«Y A-T-IL un virologue dans la salle?» C'est en ces termes que Willy Rozenbaum s'est adressé à la communauté pastorienne pour la première fois en 1982 à l'occasion d'une conférence sur un nouveau syndrome d'immunodéficience acquise récemment décrit aux États-Unis. Convaincu que la maladie était en rapport avec un virus, il venait lancer un appel officiel aux chercheurs de l'Institut Pasteur. Françoise Brun-Vezinet et Christine Rouzioux qui travaillaient à l'hôpital Claude-Bernard avec Willy Rozenbaum, imaginaient, elles aussi, que l'origine de la maladie pouvait être virale. Pourtant, toutes les pistes explorées jusque-là s'étaient soldées par un échec.
«Il fallait donc un certain courage pour accepter de suivre Willy Rozenbaum dans sa quête de l'hypothétique virus inconnu», précise le Pr Françoise Barré-Sinoussi, première signataire de l'article princeps de « Science ». C'est grâce à l'implication des virologues de Claude-Bernard que Jean-Claude Chermann, avec lequel Françoise Barré-Sinoussi travaillait à l'époque pour le compte de l'INSERM, et Luc Montagnier ont accepté de participer à ce travail. Il faut dire qu'ils étaient déjà impliqués dans un domaine novateur : celui de l'interaction rétrovirus-cancers. Ils disposaient aussi de données prouvant que certains rétrovirus pouvaient être à l'origine d'une immunodéficience chez le chat.
En décembre 1982, l'Institut Pasteur accepte de se lancer dans l'aventure.
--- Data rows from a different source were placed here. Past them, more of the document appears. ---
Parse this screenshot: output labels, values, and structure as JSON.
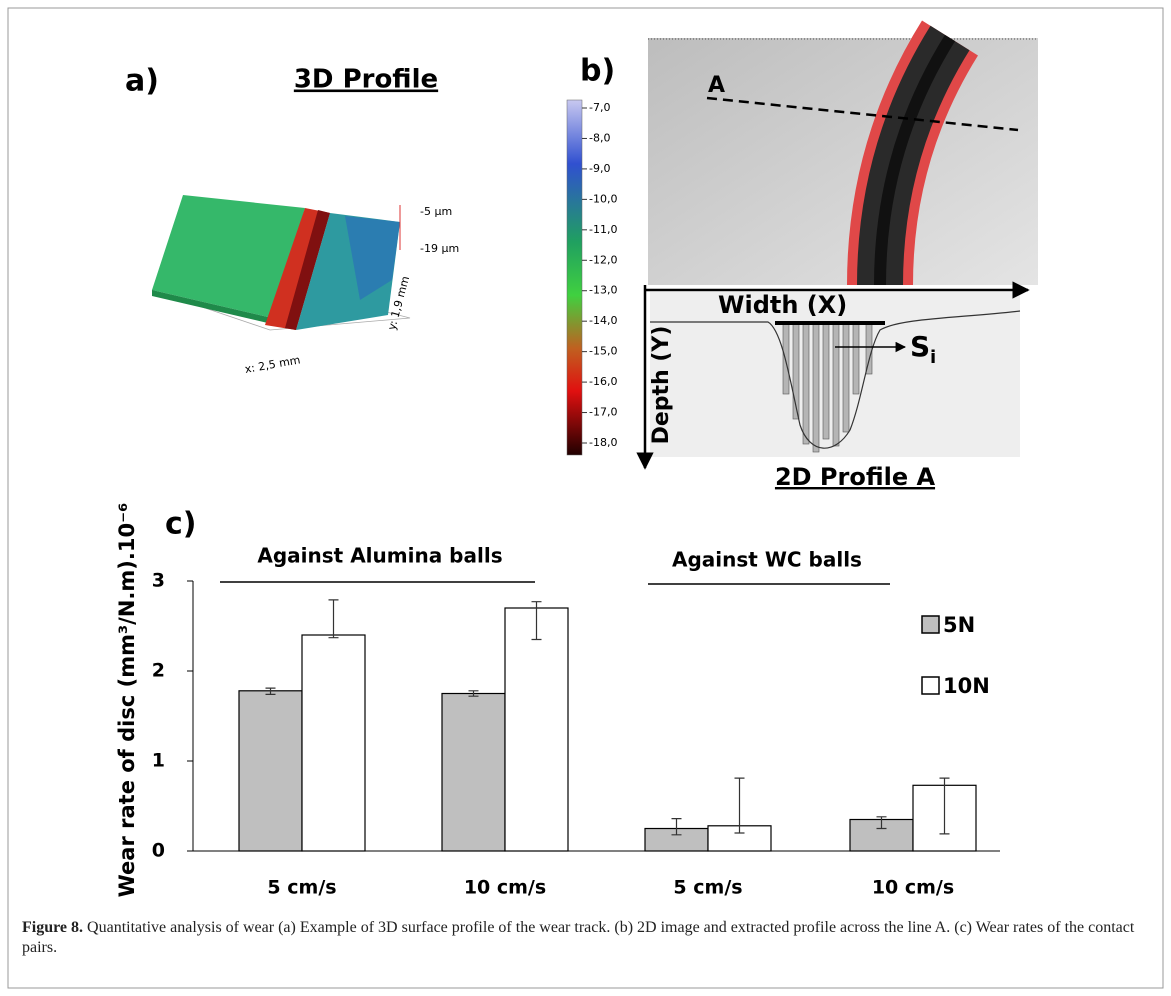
{
  "panel_a": {
    "label": "a)",
    "title": "3D Profile",
    "scale_labels": [
      "-5 µm",
      "-19 µm"
    ],
    "x_size": "x: 2,5 mm",
    "y_size": "y: 1,9 mm"
  },
  "panel_b": {
    "label": "b)",
    "line_label": "A",
    "colorbar_ticks": [
      {
        "value": -7,
        "label": "-7,0"
      },
      {
        "value": -8,
        "label": "-8,0"
      },
      {
        "value": -9,
        "label": "-9,0"
      },
      {
        "value": -10,
        "label": "-10,0"
      },
      {
        "value": -11,
        "label": "-11,0"
      },
      {
        "value": -12,
        "label": "-12,0"
      },
      {
        "value": -13,
        "label": "-13,0"
      },
      {
        "value": -14,
        "label": "-14,0"
      },
      {
        "value": -15,
        "label": "-15,0"
      },
      {
        "value": -16,
        "label": "-16,0"
      },
      {
        "value": -17,
        "label": "-17,0"
      },
      {
        "value": -18,
        "label": "-18,0"
      }
    ],
    "x_axis": "Width (X)",
    "y_axis": "Depth (Y)",
    "segment_label": "S",
    "segment_subscript": "i",
    "profile_title": "2D Profile  A"
  },
  "chart_data": {
    "type": "bar",
    "panel_label": "c)",
    "ylabel": "Wear rate of disc (mm³/N.m).10⁻⁶",
    "group_labels": [
      "Against  Alumina balls",
      "Against WC balls"
    ],
    "categories": [
      "5 cm/s",
      "10 cm/s",
      "5 cm/s",
      "10 cm/s"
    ],
    "series": [
      {
        "name": "5N",
        "color": "#bfbfbf",
        "values": [
          1.78,
          1.75,
          0.25,
          0.35
        ],
        "errors_minus": [
          0.04,
          0.03,
          0.07,
          0.1
        ],
        "errors_plus": [
          0.03,
          0.03,
          0.11,
          0.03
        ]
      },
      {
        "name": "10N",
        "color": "#ffffff",
        "values": [
          2.4,
          2.7,
          0.28,
          0.73
        ],
        "errors_minus": [
          0.03,
          0.35,
          0.08,
          0.54
        ],
        "errors_plus": [
          0.39,
          0.07,
          0.53,
          0.08
        ]
      }
    ],
    "ylim": [
      0,
      3
    ],
    "yticks": [
      0,
      1,
      2,
      3
    ],
    "grid": false,
    "legend_position": "right"
  },
  "caption": {
    "label": "Figure 8.",
    "text": " Quantitative analysis of wear (a) Example of 3D surface profile of the wear track. (b) 2D image and extracted profile across the line A. (c) Wear rates of the contact pairs."
  }
}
En janvier 1983, Willy Rozenbaum (hôpital Pitié-Salpêtrière, service de Marc Gentilini) fait parvenir par le biais de Françoise Brun-Vezinet à Jean-Claude Chermann et Françoise Barré-Sinoussi, en accord avec Luc Montagnier, un fragment ganglionnaire d'un jeune homme homosexuel, voyageant fréquemment aux États-Unis et qui ne présentait pas de signes cliniques, à l'exception de ganglions périphériques (lymphadénopathie généralisée qualifiée à l'époque de stade pré-sida).
Les CD4, cible probable du virus que l'on cherchait.
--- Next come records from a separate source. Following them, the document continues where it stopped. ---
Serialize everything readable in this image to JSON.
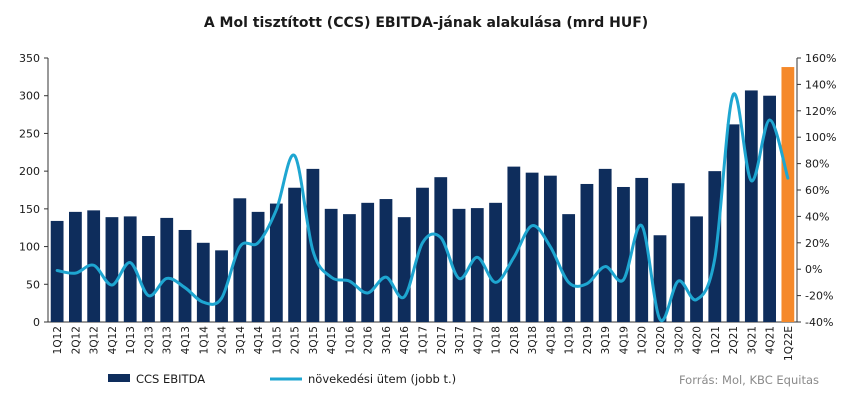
{
  "chart_data": {
    "type": "bar",
    "title": "A Mol tisztított (CCS) EBITDA-jának alakulása (mrd HUF)",
    "categories": [
      "1Q12",
      "2Q12",
      "3Q12",
      "4Q12",
      "1Q13",
      "2Q13",
      "3Q13",
      "4Q13",
      "1Q14",
      "2Q14",
      "3Q14",
      "4Q14",
      "1Q15",
      "2Q15",
      "3Q15",
      "4Q15",
      "1Q16",
      "2Q16",
      "3Q16",
      "4Q16",
      "1Q17",
      "2Q17",
      "3Q17",
      "4Q17",
      "1Q18",
      "2Q18",
      "3Q18",
      "4Q18",
      "1Q19",
      "2Q19",
      "3Q19",
      "4Q19",
      "1Q20",
      "2Q20",
      "3Q20",
      "4Q20",
      "1Q21",
      "2Q21",
      "3Q21",
      "4Q21",
      "1Q22E"
    ],
    "series": [
      {
        "name": "CCS EBITDA",
        "axis": "left",
        "values": [
          134,
          146,
          148,
          139,
          140,
          114,
          138,
          122,
          105,
          95,
          164,
          146,
          157,
          178,
          203,
          150,
          143,
          158,
          163,
          139,
          178,
          192,
          150,
          151,
          158,
          206,
          198,
          194,
          143,
          183,
          203,
          179,
          191,
          115,
          184,
          140,
          200,
          262,
          307,
          300,
          338
        ],
        "color": "#0e2d5c",
        "highlight_color": "#f5892a",
        "highlight_index": 40
      },
      {
        "name": "növekedési ütem (jobb t.)",
        "axis": "right",
        "values": [
          -1,
          -3,
          3,
          -12,
          5,
          -20,
          -7,
          -14,
          -25,
          -22,
          17,
          20,
          45,
          86,
          14,
          -6,
          -9,
          -18,
          -6,
          -21,
          20,
          24,
          -7,
          9,
          -10,
          9,
          33,
          17,
          -10,
          -11,
          2,
          -8,
          33,
          -38,
          -9,
          -23,
          8,
          132,
          67,
          113,
          69
        ],
        "color": "#1ea6d1"
      }
    ],
    "y_left": {
      "min": 0,
      "max": 350,
      "ticks": [
        0,
        50,
        100,
        150,
        200,
        250,
        300,
        350
      ]
    },
    "y_right": {
      "min": -40,
      "max": 160,
      "ticks": [
        "-40%",
        "-20%",
        "0%",
        "20%",
        "40%",
        "60%",
        "80%",
        "100%",
        "120%",
        "140%",
        "160%"
      ]
    },
    "grid": false,
    "legend_position": "bottom-left",
    "source": "Forrás: Mol, KBC Equitas"
  }
}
«Nous savions à l'époque que le sida s'accompagnait d'une baisse du taux de lymphocytes CD4. Il semblait donc qu'ils représentaient la cible du virus que l'on cherchait à identifier. D'où l'idée de traquer l'agent causal au sein des ganglions chez un malade dont le taux de CD4 n'ait pas encore totalement chuté», analyse Françoise Barré-Sinoussi.
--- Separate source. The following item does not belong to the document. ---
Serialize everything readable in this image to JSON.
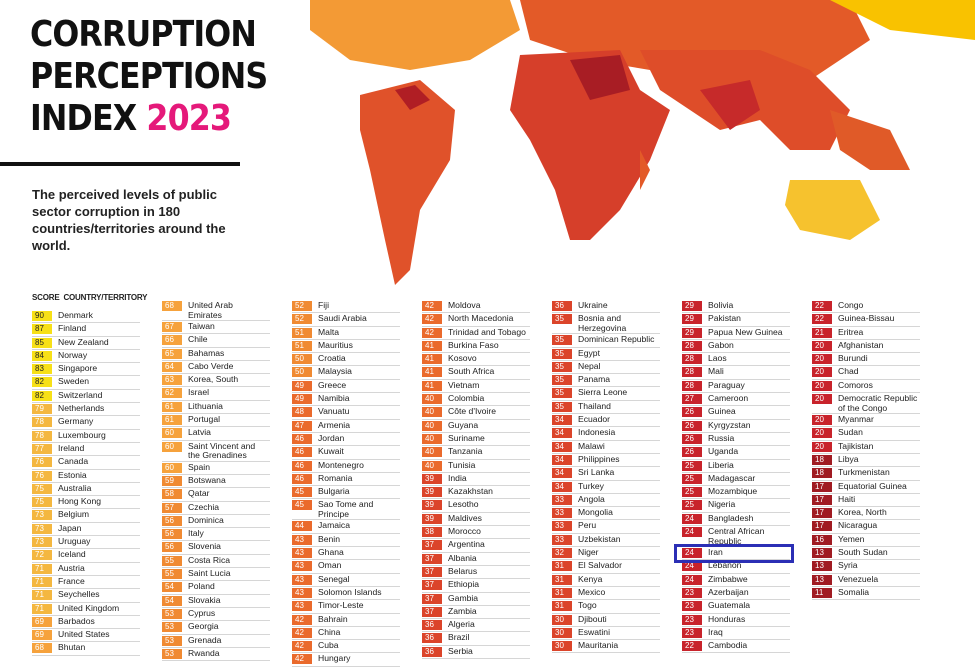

Luc Montagnier, après avoir disséqué le ganglion qui lui avait été confié, l'a mis en culture. Pendant les trois semaines qui ont suivi, Jean-Claude Chermann et Françoise Barré-Sinoussi ont analysé régulièrement l'activité reverse transcriptase du surnageant des cultures afin de déterminer si la présence d'un rétrovirus était possible. Une telle activité fut détectée, mais elle s'associait systématiquement à une mort cellulaire. D'où l'idée d'impliquer les équipes du centre de transfusion sanguine de Pasteur afin de récupérer des globules blancs de donneurs, de les mettre en culture et d'y injecter le surnageant des cultures. L'activité enzymatique rétrovirale fut à nouveau détectée et l'effet cytopathogène du virus a été prouvé. Restait à caractériser le virus. Charlie Dauguet, qui, à l'époque, utilisait le microscope électronique du service d'oncologie virale, fut mis à contribution. A force de patience, il finit par le visualiser.
LAV.
Tout s'enchaîna alors très vite. La prestigieuse revue américaine « Science » accepta un article* sur la première description du virus responsable du sida que l'équipe de l'Institut Pasteur avait appelé à l'époque « Lymphadenopathy Associated Virus » ou LAV.
«Mais face à une telle publication, le monde médical nous a demandé d'établir un lien de causalité entre la présence du virus et l'apparition de la maladie. C'est ainsi que nous avons procédé à différents travaux de confirmation de notre hypothèse physiopathologique: mise en contact d'un sérum de patient infecté avec celui d'un autre patient, concordance entre les virus entre donneurs et receveurs de sang, absence d'implication possible d'autres pathogènes, présence d'anticorps au stade pré-sida…», continue Françoise Barré-Sinoussi. À l'Institut Pasteur, les équipes reçoivent d'autres échantillons de ganglions de patients à différents stades de la maladie. La collaboration avec les virologues de l'hôpital Bichat permet la mise au point de tests de diagnostic sérologique qui seront commercialisés en 1985. De façon simultanée, les équipes de Pasteur lient des liens avec des immunologistes hospitaliers (Jean-Claude Gluckman et David Klatzmann, hôpital La Pitié) et des cliniciens (Étienne Vilmer, hôpital Necker), ce qui permet, au cours de l'année 1983, de démontrer que les lymphocytes CD4 sont bien la cible majeure du virus et qu'ils en meurent. Les biologistes moléculaires de l'Institut sont aussi mis à contribution. L'équipe de Simon Wain-Hobson parvient la première à séquencer le génome du virus. En fin d'année 1983, l'équipe d'oncologie de Pasteur apporte la preuve définitive de l'appartenance du virus au groupe des rétrovirus. Enfin, l'Institut Pasteur a développé une collaboration avec le CDC, et l'analyse croisée de sérums de patients français et américains a permis de renforcer encore l'hypothèse d'un lien entre le virus et la maladie en démontrant à la fois la présence directe du virus et la production d'anticorps chez les patients. C'est également avec le CDC que furent entrepris les premiers travaux démontrant la transmission possible du virus chez les chimpanzés.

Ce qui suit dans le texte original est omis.